There is an eternal debate going on in virtual platform land over what the right kind of abstraction is for each job. Depending on background, people favor different levels. For those with a hardware background, more details tend to be the comfort zone, while for those with a software background like myself, we are quite comfortable with less details. I recently did some experiments about the use of quite low levels of hardware modeling details for early architecture exploration and system specification.
It all comes down to a simple classic tradeoff that I usually illustrate like this (using more neutral ground than computer systems; and with credit to Peter Magnusson who had this slide already in place when I joined Virtutech back in 2002):
What this is telling you is simple:
- You simulate something very large using large units, i.e., low level of detail; or
- You simulate something quite small using small units, i.e., high level of detail.
I wanted to test the idea that by using less detail, you can run larger test cases and therefore obtain better coverage of overall landscape than diving in and counting cycles in some small part of it. In the end, this made me cross the trillion instruction line — since each experiment took a few hundred billion target instructions to complete, repeating and tweaking during the development work definitely add up to more than a trillion instructions.
And this is where I have put my little finger close to my mouth and say:
‘I want one trillion instructions’
So what did I get from these trillion instructions?
An interesting study in how operating system overhead can have a big impact on the profitability of hardware accelerators. By running hundreds of test cases with different assigned computation latencies of a hardware accelerators, as well as different driver models for my hardware (all running under Linux on my favorite MPC8641D), a key diagram emerged:
Read the paper for all the details, but the key thing to note is that with a poor driver architecture, making the hardware 100 times faster resulted in zero gain in system performance. Had this experiment been performed on a bare-bones platform without a full operating system in place, I am fairly certain that the faster hardware would have been considered much more worthwhile.

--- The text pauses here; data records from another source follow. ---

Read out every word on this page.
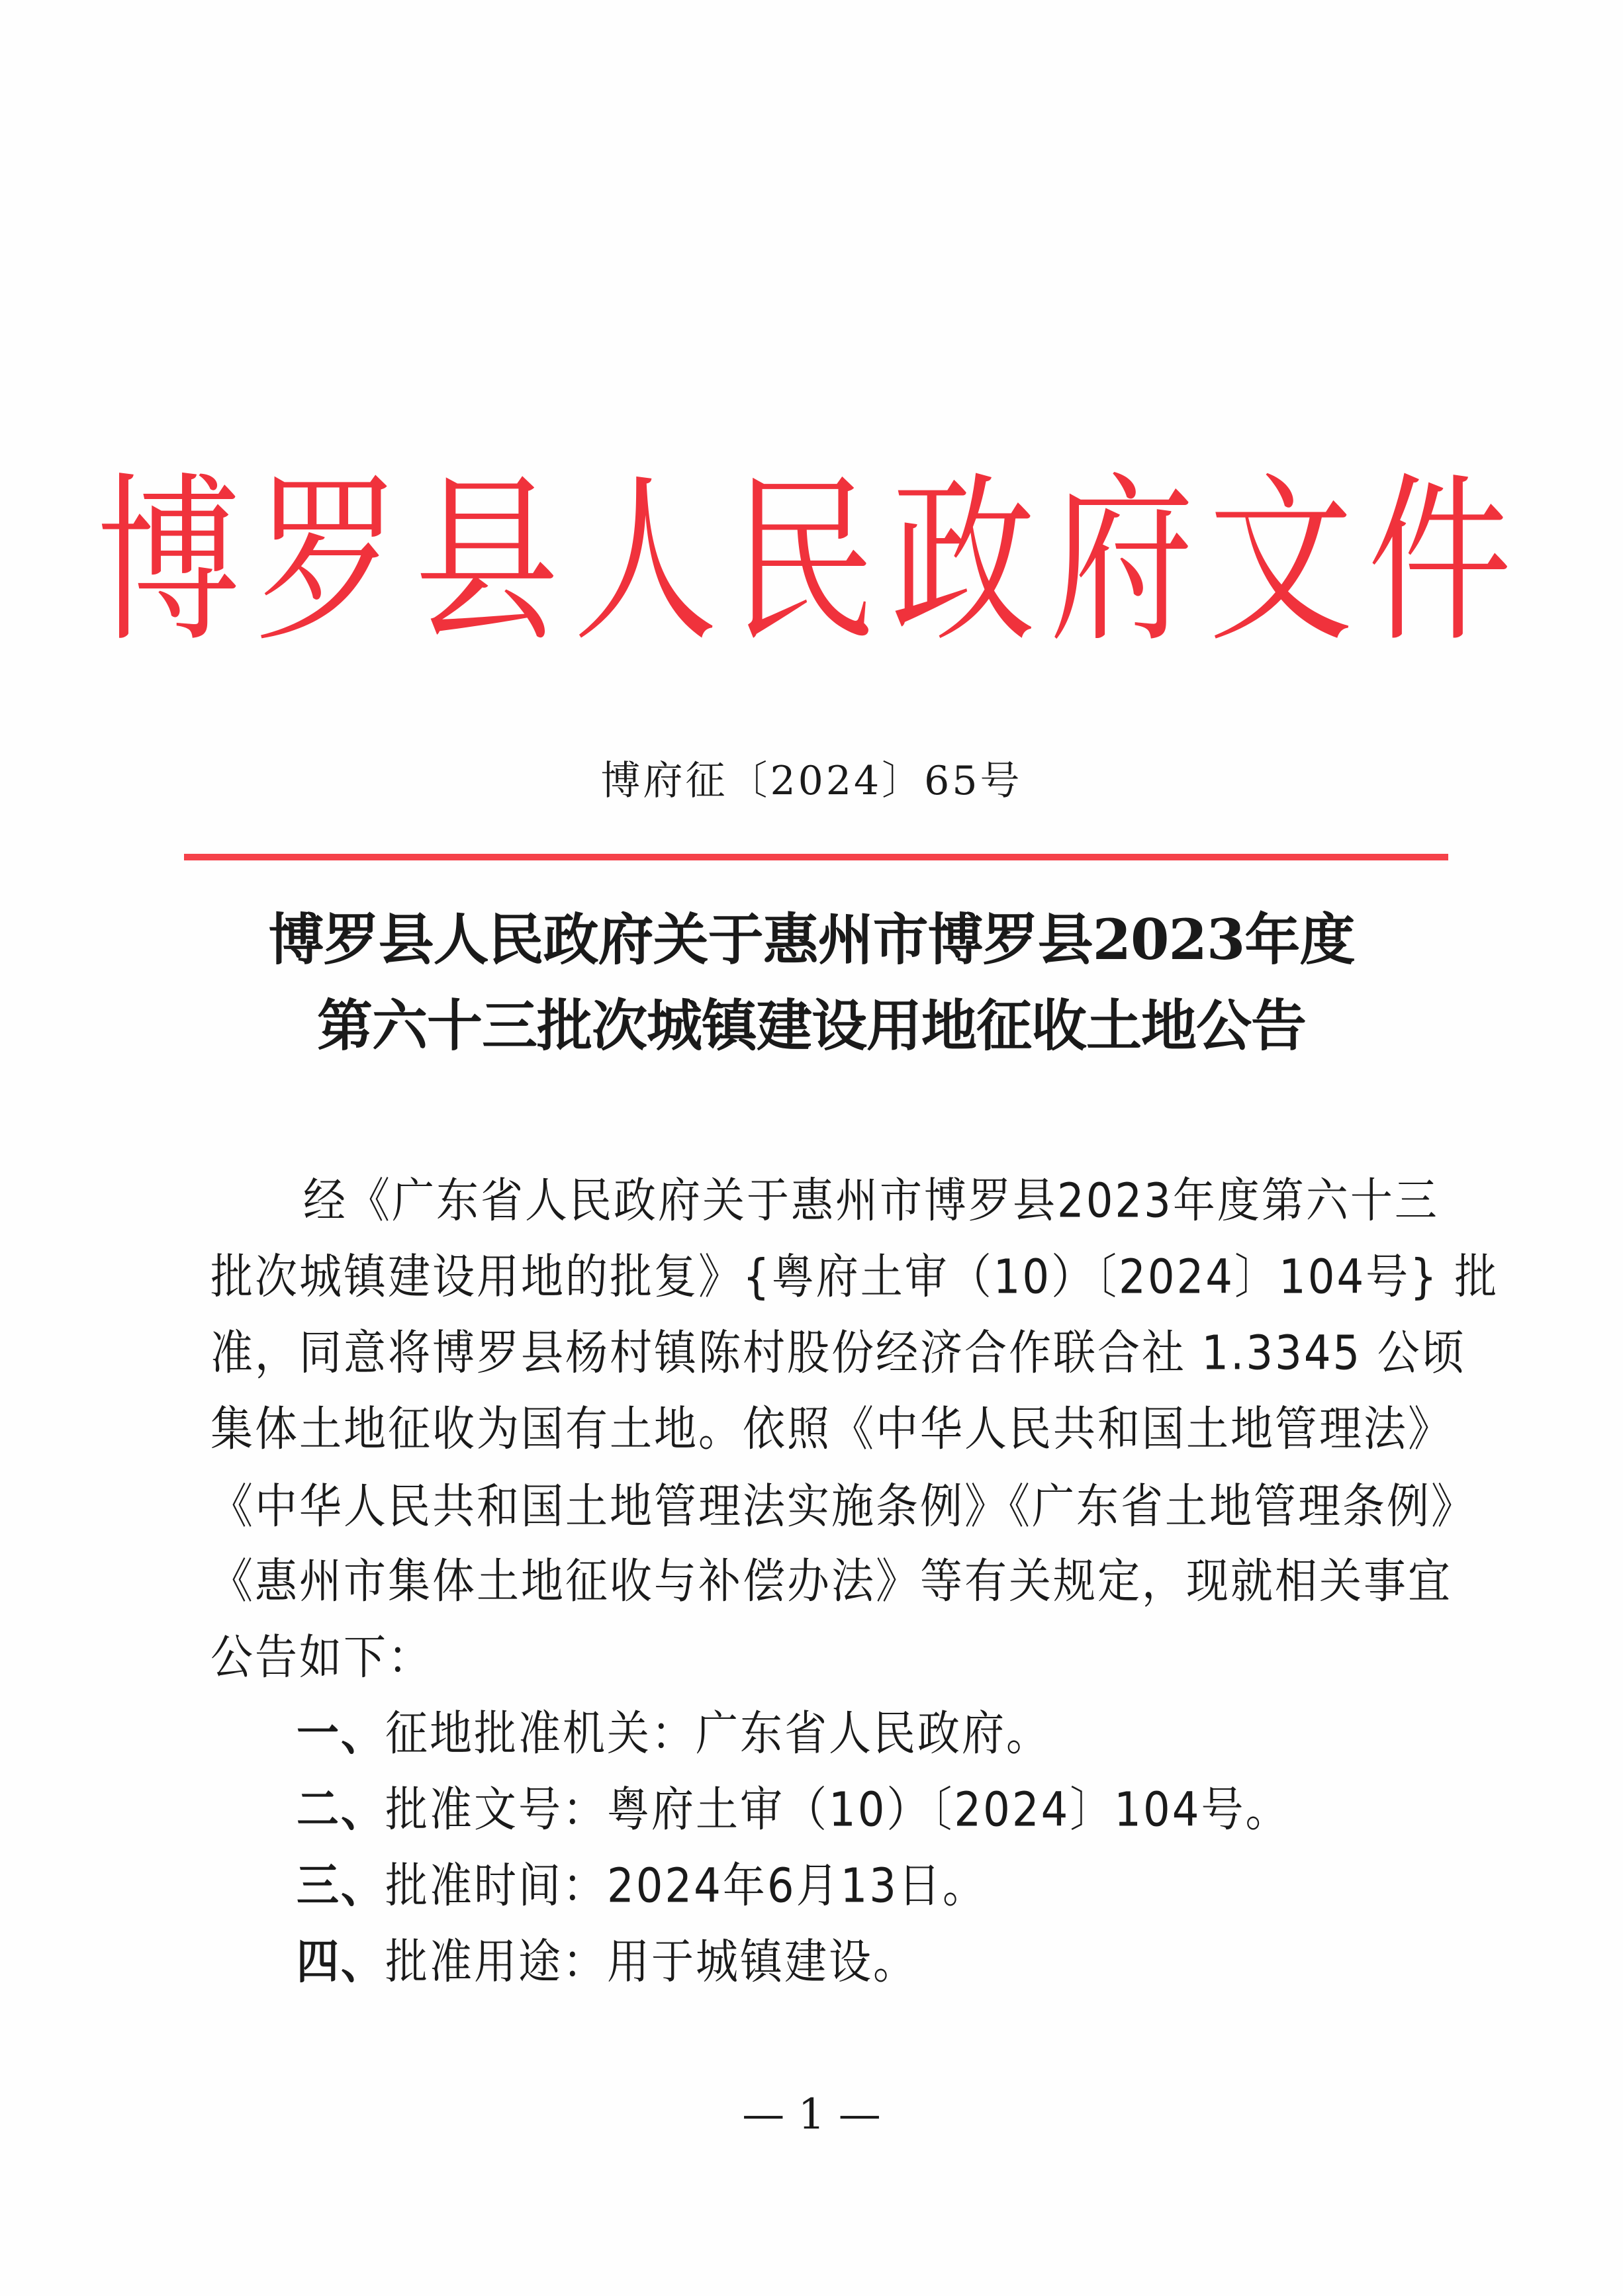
博罗县人民政府文件
博府征〔2024〕65号
博罗县人民政府关于惠州市博罗县2023年度
第六十三批次城镇建设用地征收土地公告
经《广东省人民政府关于惠州市博罗县2023年度第六十三
批次城镇建设用地的批复》{粤府土审（10）〔2024〕104号} 批
准，同意将博罗县杨村镇陈村股份经济合作联合社 1.3345 公顷
集体土地征收为国有土地。依照《中华人民共和国土地管理法》
《中华人民共和国土地管理法实施条例》《广东省土地管理条例》
《惠州市集体土地征收与补偿办法》等有关规定，现就相关事宜
公告如下：
一、征地批准机关：广东省人民政府。
二、批准文号：粤府土审（10）〔2024〕104号。
三、批准时间：2024年6月13日。
四、批准用途：用于城镇建设。
— 1 —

In the end, I resorted to a driver variant where I had user-level code directly access the device programming interface via an mmap()-mapped memory region. Not pretty, essentially this was bare-metal programming wrapped inside a big cosy Linux package, but it sure was efficient compared to doing a kernel/user mode switch for each hardware operation. But even here, it turned out that making the hardware very very fast as opposed to just very fast had no benefit. It proves to me that the software has to be taken into account in full in order to properly evaluate an idea for a hardware design.
You could say that the poor results for acceleration here were due to my inept Linux driver programming skills, but that just underscores the key result: you have to take the software into account. If the conclusion is that a better Linux device driver programmer is needed, you have still decided that the key system bottleneck is not just the speed of the hardware, but how it is used. And that is exactly what system design needs to be about.
As an aside, playing around with a complete system like this, and automatically run large volumes of test with varying parameters was a really interesting experience. I must admit that getting to these trillions of instructions required a few hours of simulation time, but nothing that could not be solved by leaving a computer running over lunch or a long meeting. The machine was modeled using standard Simics “software timing”, i.e., without any particular cache or pipeline or bus details, and it seems that that is usually all you need. Had I increased the level of detail and slowed things down by a factor of ten or a hundred, I would never have covered such a large set of test cases and been able to evaluate as many different variants of drivers and hardware speeds.
IBM did it before me
Finally, I found it interesting that an analogous experience about the effect of creating a complete software stack and testing what looks like a very good hardware idea was reported in an IBM paper from a few years ago, in “Application of full-system simulation in exploratory system design and development“, by Peterson et al, in the IBM Journal of Research and Development. Look at the section about the “MIP Morphing” feature, which is essentially cache locking. They do use a fairly detailed simulator for the end evaluation of their performance – but the key message is that by running a full software stack, they realized that just managing the feature was too hard in a realistic software environment to make it worthwhile:
Initially, the MIP morphing feature was well received by internal development and HPCS customers alike. The team was aware of the need to both manage this hardware feature at the OS level and provide portable abstractions to the programmer to exploit this feature in a productive way. …
The implementation effort was facilitated by Mambo, allowing the OS team to prototype the MIP morph idea in a controlled development environment. Taking the prototyping effort to this level of realism uncovered many complexities in supporting the MIP morph in a virtualized manner. ..
By prototyping the software support that was needed at the OS level and exposing the usage issues at the application programmer’s level, the magnitude of the problem was exposed at its fullest. Further, the improvement in performance did not show a sufficient payback for the immense effort that would be required at the software level to support the idea, and as a result it was dropped from further consideration.
It seems that whatever you do, IBM did it first… and it validates the idea of full-system simulation and that software is king today.